原朗『日清・日露戦争をどう見るか』について (2014/11/24)

 原朗教授と言えば,『日本戦時経済研究』(東京大学出版会,2013年)を初めとする,日中戦争からアジア太平洋戦争に至る戦時経済研究の第一人者である。そのため,この『日清・日露戦争をどう見るか』を書店で見かけた時,一瞬,同姓同名の別人かと思ったが,そんなことはなかった。


 「遠い昔でありながらも,明治という時代はたいへんに不思議な時代で,なぜかいつになっても人を引き付ける力を持っているように私には思われます。ただし,これだけ『明るい明治』ばかりに光があてられ続けると,やはりそこには『幻想』のようなものも入り混じってきます。

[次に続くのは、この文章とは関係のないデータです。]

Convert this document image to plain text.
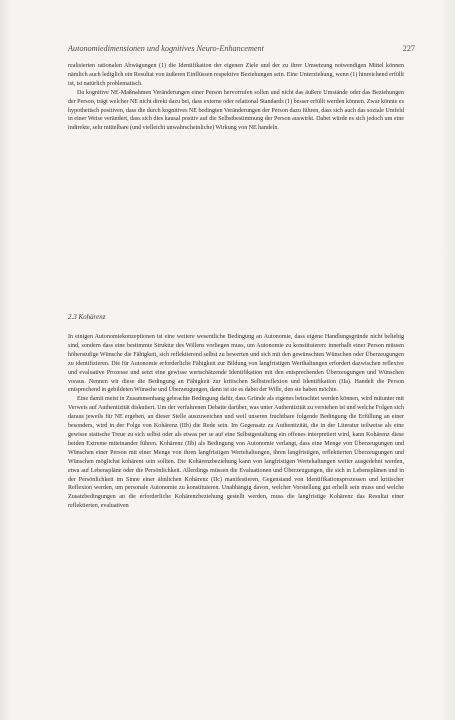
Autonomiedimensionen und kognitives Neuro-Enhancement	227

realisierten rationalen Abwägungen (1) die Identifikation der eigenen Ziele und der zu ihrer Umsetzung notwendigen Mittel können nämlich auch lediglich ein Resultat von äußeren Einflüssen respektive Beziehungen sein. Eine Unterziehung, wenn (1) hinreichend erfüllt ist, ist natürlich problematisch.

Da kognitive NE-Maßnahmen Veränderungen einer Person hervorrufen sollen und nicht das äußere Umstände oder das Beziehungen der Person, trägt welcher NE nicht direkt dazu bei, dass externe oder relational Standards (1) besser erfüllt werden können. Zwar könnte es hypothetisch positiven, dass die durch kognitives NE bedingten Veränderungen der Person dazu führen, dass sich auch das soziale Umfeld in einer Weise verändert, dass sich dies kausal positiv auf die Selbstbestimmung der Person auswirkt. Dabei würde es sich jedoch um eine indirekte, sehr mittelbare (und vielleicht unwahrscheinliche) Wirkung von NE handeln.

2.3 Kohärenz

In einigen Autonomiekonzeptionen ist eine weitere wesentliche Bedingung an Autonomie, dass eigene Handlungsgründe nicht beliebig sind, sondern dass eine bestimmte Struktur des Willens vorliegen muss, um Autonomie zu konstituieren: innerhalb einer Person müssen höherstufige Wünsche die Fähigkeit, sich reflektierend selbst zu bewerten und sich mit den gewünschten Wünschen oder Überzeugungen zu identifizieren. Die für Autonomie erforderliche Fähigkeit zur Bildung von langfristigen Werthaltungen erfordert dazwischen reflexive und evaluative Prozesse und setzt eine gewisse wertschätzende Identifikation mit den entsprechenden Überzeugungen und Wünschen voraus. Nennen wir diese die Bedingung an Fähigkeit zur kritischen Selbstreflexion und Identifikation (IIa). Handelt die Person entsprechend in gebildeten Wünsche und Überzeugungen, dann ist sie es dabei der Wille, den sie haben möchte.

Eine damit meist in Zusammenhang gebrachte Bedingung dafür, dass Gründe als eigenes betrachtet werden können, wird mitunter mit Verweis auf Authentizität diskutiert. Um der verfahrenen Debatte darüber, was unter Authentizität zu verstehen ist und welche Folgen sich daraus jeweils für NE ergeben, an dieser Stelle auszuweichen und weil unseren fruchtbare folgende Bedingung die Erfüllung an einer besonders, wird in der Folge von Kohärenz (IIb) die Rede sein. Im Gegensatz zu Authentizität, die in der Literatur teilweise als eine gewisse statische Treue zu sich selbst oder als etwas per se auf eine Selbstgestaltung ein offenes interpretiert wird, kann Kohärenz diese beiden Extreme miteinander führen. Kohärenz (IIb) als Bedingung von Autonomie verlangt, dass eine Menge von Überzeugungen und Wünschen einer Person mit einer Menge von ihren langfristigen Wertehaltungen, ihren langfristigen, reflektierten Überzeugungen und Wünschen möglichst kohärent sein sollten. Die Kohärenzbeziehung kann von langfristigen Wertehaltungen weiter ausgedehnt werden, etwa auf Lebenspläne oder die Persönlichkeit. Allerdings müssen die Evaluationen und Überzeugungen, die sich in Lebensplänen und in der Persönlichkeit im Sinne einer ähnlichen Kohärenz (IIc) manifestieren, Gegenstand von Identifikationsprozessen und kritischer Reflexion werden, um personale Autonomie zu konstituieren. Unabhängig davon, welcher Vorstellung gut erhellt sein muss und welche Zusatzbedingungen an die erforderliche Kohärenzbeziehung gestellt werden, muss die langfristige Kohärenz das Resultat einer reflektierten, evaluativen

明治のことを何も知らない私たちでも,いつの間にか,“なにか明治というのはとても良い時代だったのじゃないか,それにくらべて昭和というのはどうもまずかった時代だな”という感覚が知らず知らずに強まってくる,あるいは,そう考えるのが自然であるかのように思わされてしまっていく。歴史学者として私は,やはりそれは問題である,と考えています。このことが,この本で私が言いたかったことでもあります」(あとがき250頁)。

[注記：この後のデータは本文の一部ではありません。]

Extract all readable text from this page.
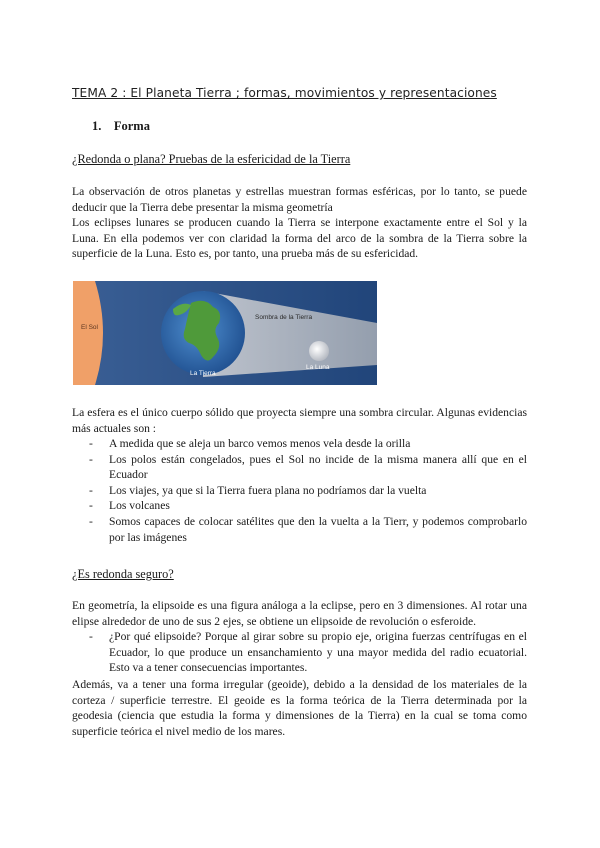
TEMA 2 : El Planeta Tierra ; formas, movimientos y representaciones
1. Forma
¿Redonda o plana? Pruebas de la esfericidad de la Tierra
La observación de otros planetas y estrellas muestran formas esféricas, por lo tanto, se puede deducir que la Tierra debe presentar la misma geometría
Los eclipses lunares se producen cuando la Tierra se interpone exactamente entre el Sol y la Luna. En ella podemos ver con claridad la forma del arco de la sombra de la Tierra sobre la superficie de la Luna. Esto es, por tanto, una prueba más de su esfericidad.
El Sol
Sombra de la Tierra
La Tierra
La Luna
La esfera es el único cuerpo sólido que proyecta siempre una sombra circular. Algunas evidencias más actuales son :
- A medida que se aleja un barco vemos menos vela desde la orilla
- Los polos están congelados, pues el Sol no incide de la misma manera allí que en el Ecuador
- Los viajes, ya que si la Tierra fuera plana no podríamos dar la vuelta
- Los volcanes
- Somos capaces de colocar satélites que den la vuelta a la Tierr, y podemos comprobarlo por las imágenes
¿Es redonda seguro?
En geometría, la elipsoide es una figura análoga a la eclipse, pero en 3 dimensiones. Al rotar una elipse alrededor de uno de sus 2 ejes, se obtiene un elipsoide de revolución o esferoide.
- ¿Por qué elipsoide? Porque al girar sobre su propio eje, origina fuerzas centrífugas en el Ecuador, lo que produce un ensanchamiento y una mayor medida del radio ecuatorial. Esto va a tener consecuencias importantes.
Además, va a tener una forma irregular (geoide), debido a la densidad de los materiales de la corteza / superficie terrestre. El geoide es la forma teórica de la Tierra determinada por la geodesia (ciencia que estudia la forma y dimensiones de la Tierra) en la cual se toma como superficie teórica el nivel medio de los mares.
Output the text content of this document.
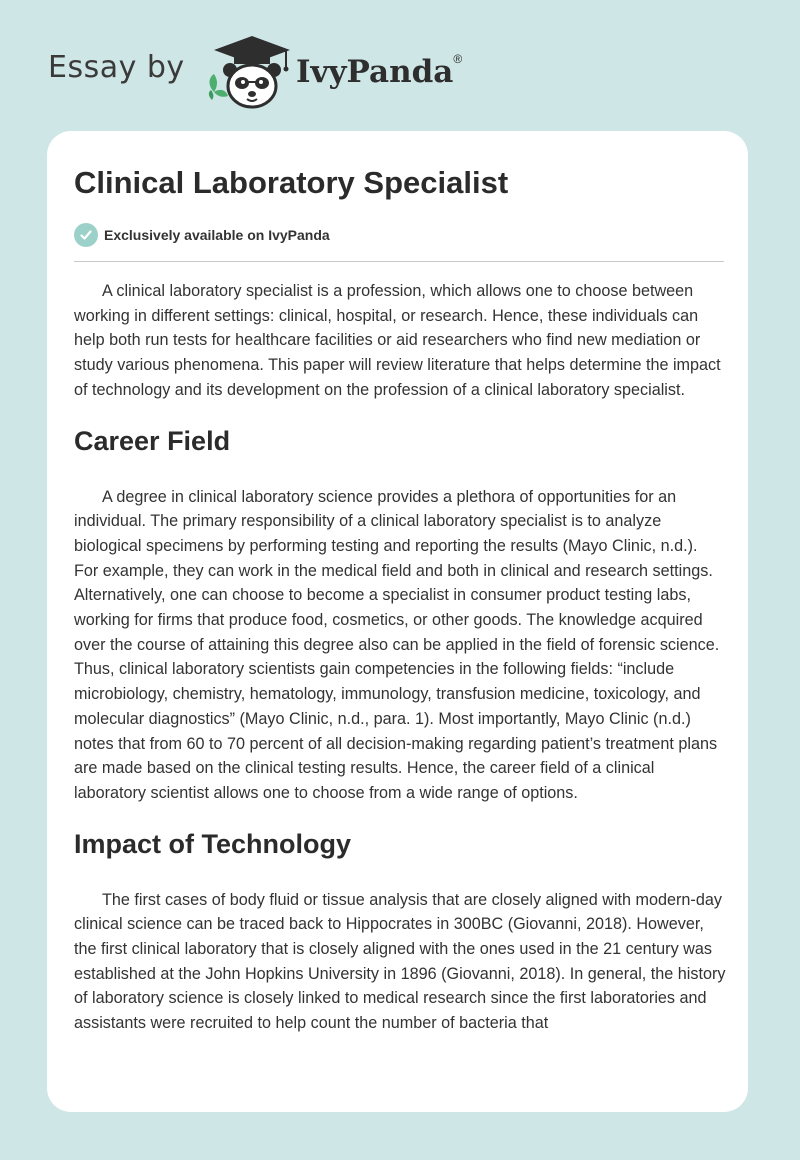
Essay by	IvyPanda®
Clinical Laboratory Specialist
Exclusively available on IvyPanda

A clinical laboratory specialist is a profession, which allows one to choose between working in different settings: clinical, hospital, or research. Hence, these individuals can help both run tests for healthcare facilities or aid researchers who find new mediation or study various phenomena. This paper will review literature that helps determine the impact of technology and its development on the profession of a clinical laboratory specialist.

Career Field

A degree in clinical laboratory science provides a plethora of opportunities for an individual. The primary responsibility of a clinical laboratory specialist is to analyze biological specimens by performing testing and reporting the results (Mayo Clinic, n.d.). For example, they can work in the medical field and both in clinical and research settings. Alternatively, one can choose to become a specialist in consumer product testing labs, working for firms that produce food, cosmetics, or other goods. The knowledge acquired over the course of attaining this degree also can be applied in the field of forensic science. Thus, clinical laboratory scientists gain competencies in the following fields: “include microbiology, chemistry, hematology, immunology, transfusion medicine, toxicology, and molecular diagnostics” (Mayo Clinic, n.d., para. 1). Most importantly, Mayo Clinic (n.d.) notes that from 60 to 70 percent of all decision-making regarding patient’s treatment plans are made based on the clinical testing results. Hence, the career field of a clinical laboratory scientist allows one to choose from a wide range of options.

Impact of Technology

The first cases of body fluid or tissue analysis that are closely aligned with modern-day clinical science can be traced back to Hippocrates in 300BC (Giovanni, 2018). However, the first clinical laboratory that is closely aligned with the ones used in the 21 century was established at the John Hopkins University in 1896 (Giovanni, 2018). In general, the history of laboratory science is closely linked to medical research since the first laboratories and assistants were recruited to help count the number of bacteria that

 なお,本文巻末により詳しく調べたい読者のために「私が利用させていただいた研究上の先輩の方々の素敵なご本のいくつかを次頁以降に記しましたので」と書かれている。どれどれとうっかりめくると,29ページにわたっておよそ370冊ほどの文献が並んでおり,著者の意志とは別に,研究者・院生は「このくらい読むものだよね」と諭されているようで,壮絶なプレッシャーを感じるおそれがあるから注意。でも,とても便利なリストだ。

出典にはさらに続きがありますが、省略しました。